``Why should I get a life inspector?''
``Safety! You wouldn't buy a house without having a building inspector look through it, would you?''
``Actually, I did once, back in the mid-90s.''
``Came to regret it, didn't you?''
``Yes and no. The house turned out to be a Monopoly piece placed on an artfully arranged square inch of ground. It looked great in photographs.''
``You didn't even look at it in person?''
``Sure, but it was very artfully arranged. It came across as cozy, and a steal at only $463,000.''
``So you must have learned better.''
``That part turned out well. I moved it to San Jose and in the first dot-com bubble sold it as a five-unit apartment complex in exchange for Zournk.com. You remember, that was the company that changed the way we Zournked.''
``I do. I'm disappointed; I liked the old way we used to Zournk.''
``Me too. That's why it was such a mixed experience.''
``Well, a quick building inspection probably would have turned up how you were buying a thimble-sized blob of moulded plastic, and a life inspection can be no less useful.''
``It's hard to imagine, but I haven't come into possession of any moulded plastic lives.''
``They've been hard to get since we decided plastic was just fine as long as we heard there were probably recycle bins somewhere in town.''
``But you'd get a life inspected before I close the purchase?''
``Always. Oh, it's fun putting on a new life and finding you've got an aptitude for painting, or speaking in nautical jargon without it sounding weird, or being very skilled at your hands not looking awkward in photographs.''
``I wanted a life where I wouldn't have Post-It notes written by other people all over my computer.''
``But a professional life inspector would investigate the life and identify just what didn't work. I remember one fellow thought he was getting a bargain, but it turned out the new life came with a compulsive habit to say 'Absotively posilutely'.''
``That's got to be fixable.''
``Sure, at a cost of tens of thousands of dollars, if you can get a contractor before people stop asking you to be certain of things.''
``Not a job for do-it-yourselfers?''
``Only if they don't mind sounding wishy-washy. Now, I know another case where the new life seemed great except he insisted he didn't pick his nose.''
``But he insisted on picking someone else's?''
``No; he insisted he only picked his other nose.''
``His ... ''
``Don't try figuring it out. Just, it wrecked his standings in the community and his other nose is still not willing to talk about it.''
``Has it got to be a professional life inspector? That word 'professional' carries this air of ... ''
``Professionalism?''
``Expense. What do you have in amateur inspectors?''
``The Internet.''
``Any particular site?''
``Nah, just go anywhere and let people rate stuff.''
``Oh, I get the wishy-washy gag.''
``What gag?''
``Never mind.
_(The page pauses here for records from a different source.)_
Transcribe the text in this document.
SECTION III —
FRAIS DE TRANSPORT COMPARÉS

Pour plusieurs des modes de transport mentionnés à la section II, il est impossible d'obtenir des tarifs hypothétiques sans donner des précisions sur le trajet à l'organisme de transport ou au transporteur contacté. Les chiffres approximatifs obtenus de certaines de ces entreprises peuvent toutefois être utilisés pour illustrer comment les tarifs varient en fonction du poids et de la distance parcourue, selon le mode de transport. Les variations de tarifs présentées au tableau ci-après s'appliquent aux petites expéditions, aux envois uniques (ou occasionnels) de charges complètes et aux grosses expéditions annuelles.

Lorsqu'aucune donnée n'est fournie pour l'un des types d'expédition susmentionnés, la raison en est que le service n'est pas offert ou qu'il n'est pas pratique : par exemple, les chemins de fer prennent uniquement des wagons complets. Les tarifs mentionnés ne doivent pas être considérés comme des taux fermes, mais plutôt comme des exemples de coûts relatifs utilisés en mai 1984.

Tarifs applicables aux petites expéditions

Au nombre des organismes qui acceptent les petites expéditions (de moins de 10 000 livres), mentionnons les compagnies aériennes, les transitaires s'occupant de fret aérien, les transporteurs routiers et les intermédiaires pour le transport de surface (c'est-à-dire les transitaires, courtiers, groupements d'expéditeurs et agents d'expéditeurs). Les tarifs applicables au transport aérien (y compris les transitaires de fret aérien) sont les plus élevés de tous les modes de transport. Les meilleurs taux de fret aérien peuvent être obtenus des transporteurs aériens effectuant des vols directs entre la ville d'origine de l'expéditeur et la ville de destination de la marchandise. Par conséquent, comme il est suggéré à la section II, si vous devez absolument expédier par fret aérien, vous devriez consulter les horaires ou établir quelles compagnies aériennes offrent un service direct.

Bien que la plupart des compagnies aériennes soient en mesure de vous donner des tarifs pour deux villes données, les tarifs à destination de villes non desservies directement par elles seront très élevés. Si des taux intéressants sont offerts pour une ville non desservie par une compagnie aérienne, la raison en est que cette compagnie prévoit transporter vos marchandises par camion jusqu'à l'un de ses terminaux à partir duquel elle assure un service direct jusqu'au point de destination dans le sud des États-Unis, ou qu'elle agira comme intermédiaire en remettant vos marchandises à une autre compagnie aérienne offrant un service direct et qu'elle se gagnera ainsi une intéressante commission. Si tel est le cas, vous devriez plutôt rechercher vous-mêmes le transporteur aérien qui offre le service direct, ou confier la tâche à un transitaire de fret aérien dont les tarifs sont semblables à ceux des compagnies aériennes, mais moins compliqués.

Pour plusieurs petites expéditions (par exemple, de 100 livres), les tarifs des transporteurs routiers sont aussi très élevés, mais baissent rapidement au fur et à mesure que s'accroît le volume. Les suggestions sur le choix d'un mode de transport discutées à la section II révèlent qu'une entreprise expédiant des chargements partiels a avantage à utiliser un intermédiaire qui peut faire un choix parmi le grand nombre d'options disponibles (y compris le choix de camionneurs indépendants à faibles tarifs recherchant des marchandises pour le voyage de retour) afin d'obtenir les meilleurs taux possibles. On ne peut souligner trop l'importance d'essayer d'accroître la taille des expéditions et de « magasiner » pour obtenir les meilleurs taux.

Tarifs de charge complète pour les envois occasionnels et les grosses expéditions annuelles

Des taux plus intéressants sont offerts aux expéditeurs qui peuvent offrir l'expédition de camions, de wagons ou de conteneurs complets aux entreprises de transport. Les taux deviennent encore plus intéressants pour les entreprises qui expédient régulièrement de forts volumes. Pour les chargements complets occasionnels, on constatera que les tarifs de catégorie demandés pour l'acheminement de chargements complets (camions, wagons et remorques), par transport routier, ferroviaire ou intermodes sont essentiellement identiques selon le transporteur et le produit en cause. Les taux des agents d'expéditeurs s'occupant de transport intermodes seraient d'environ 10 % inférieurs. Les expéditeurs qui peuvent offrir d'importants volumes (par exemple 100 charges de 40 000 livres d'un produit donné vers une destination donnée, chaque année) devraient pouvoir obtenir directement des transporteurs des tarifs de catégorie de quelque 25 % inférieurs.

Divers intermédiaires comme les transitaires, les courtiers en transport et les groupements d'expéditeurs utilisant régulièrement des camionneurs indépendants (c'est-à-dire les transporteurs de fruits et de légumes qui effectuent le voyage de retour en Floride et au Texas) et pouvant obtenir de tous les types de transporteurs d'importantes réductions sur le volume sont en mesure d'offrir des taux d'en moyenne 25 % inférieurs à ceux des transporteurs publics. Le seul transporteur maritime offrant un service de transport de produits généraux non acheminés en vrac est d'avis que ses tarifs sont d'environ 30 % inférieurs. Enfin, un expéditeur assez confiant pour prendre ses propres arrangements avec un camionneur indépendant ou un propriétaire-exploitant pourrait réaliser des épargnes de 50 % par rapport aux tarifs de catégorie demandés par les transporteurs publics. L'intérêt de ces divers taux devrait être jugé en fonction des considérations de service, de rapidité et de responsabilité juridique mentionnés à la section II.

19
How is the amateur inspection, as a general thing?''
``Mostly an Internet community will identify how you're being hypocritical. And have bad taste in liking things.''
``I was always suspicious about liking things.''
``And there's one of the commonest defects, easily correctible, if they're caught. Think of those lives where every time you say you like a thing you come across as sarcastic. With warning you can arrange the furniture so you look endearingly curmudgeonly instead. ''
``Say, would a professional inspector be able to do anything about identity theft?''
``Most should be glad to do a title search for a reasonable fee you still think is somehow too much.''
``And keep you from buying a fenced life?''
``Not perfectly, but if the prospective life comes with a title you'll be one of the people to know.''
``Did you ever buy a life without getting it inspected first?''
``It's a little embarrassing.''
``Ended up selling life inspections, didn't you?''
``Nope. Reinsurance insurance.''
``I was expecting an ironic or hypocritical answer there, you know.''
``Sure, but I've had myself inspected recently.''
``You know, I should have suspected something about the Monopoly house when the seller insisted I roll doubles before closing.''
Trivia: The decision to whether it should be Rockefeller Center or Centre was given to Standard Dictionary editor and Words We Misspell In Business author Frank H Vizetelly, who determined that ``Centre'' had Norman-French roots, but ``Center'' was preferred by Shakespeare and Burns, with Milton using ``center'' in Paradise Lost and ``centre'' in Paradise Regained. His obituary in the New York Herald Tribune would spell his name with an ``s''. Source: Great Fortune: The Epic Of Rockefeller Center, Daniel Okrent.
Currently Reading: Johnny Appleseed: The Man, The Myth, The American Story, Howard Means.